Breaking News
More () »

San Antonio businesses chime in on economic benefits of Fiesta's full-scale return

Fiesta, combined with convention crowds, helped drive customers into hotel rooms and restaurants during the Alamo City's premiere party.

SAN ANTONIO — As San Antonio wrapped up 11 days of Fiesta celebrations over the weekend, restaurants and hotel managers reflected on the event's business benefits.

“Fiesta has had a great local impact for our charities. It raises a ton of money for our local community, so it’s a very positive event for our city,” said Robert Thrailkill, general manager of the Hilton Palacio Del Rio.

The grand comeback of Fiesta attracted an estimated 2.5 million people to flood the Alamo City while generating $340 million in a local economic impact.

The pandemic led to Fiesta being cancelled in 2020 and returning in 2021, although on a much smaller scale during the summer months.

Thrailkill noted the traffic issues prompted by Fiesta weren’t enough to stop the flow of foot traffic through the Hilton Del Palacio Del Rio downtown San Antonio.

“Record crowds. They were large, large crowds walking through here. For us, groups are a part of what we do here every here when we have Fiesta, but people enjoyed it, liked what they saw,” Thrailkill said.

Further upstream, dozens of bars and restaurants experienced the benefits of the Fiesta crowd as tens of thousands of people packed the Riverwalk.

“Exciting to see that Fiesta was back as normal this year. Of course, the two parades Friday and Saturday brought hundreds of thousands of people downtown, and we definitely felt it,” said Aaron Selinkoff, director of operations with Mad Dogs Restaurant Group Inc.

But Fiesta wasn’t the only event emerging out of the pandemic with boat loads of money-spending customers. He attributes the convention crowd for the additional financial comfort during Fiesta.

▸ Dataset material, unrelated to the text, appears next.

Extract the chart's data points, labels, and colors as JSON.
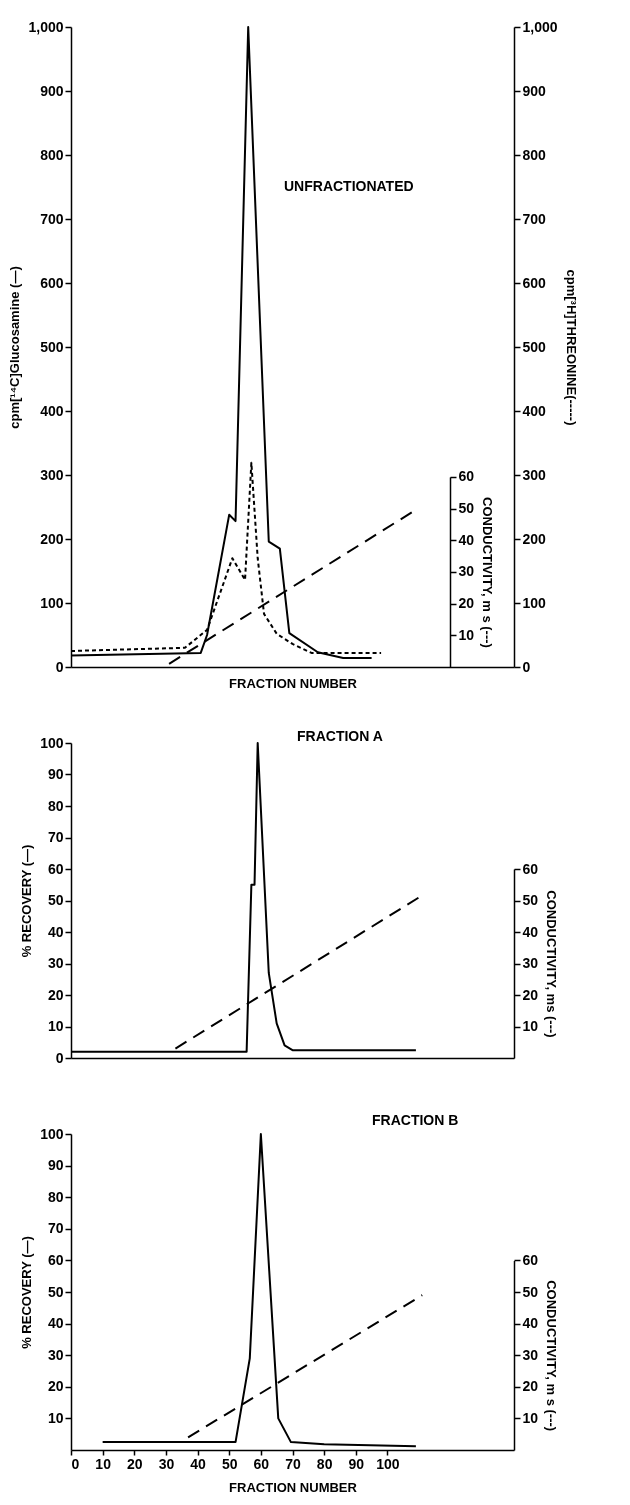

“In the last couple weeks, we’ve had three very large conventions that we booked from 2020, and those impacts are noticeable on the Riverwalk for sure,” Selinkoff said.

Among the ongoing challenges is hiring enough qualified staff. However, Selinkoff stressed staffing levels did not pose a major issue over the past couple weeks as customer demand soared.  

“We’re definitely paying more than we have in the past. Unemployment in San Antonio is hovering around 3% and we still need to hire around 40-50 people for our group,” Selinkoff said.

The combined crowds kept businesses busy around the clock; a trend Selinkoff hopes continues for months and years to come.

“We’re ready for folks. We’re built for it.”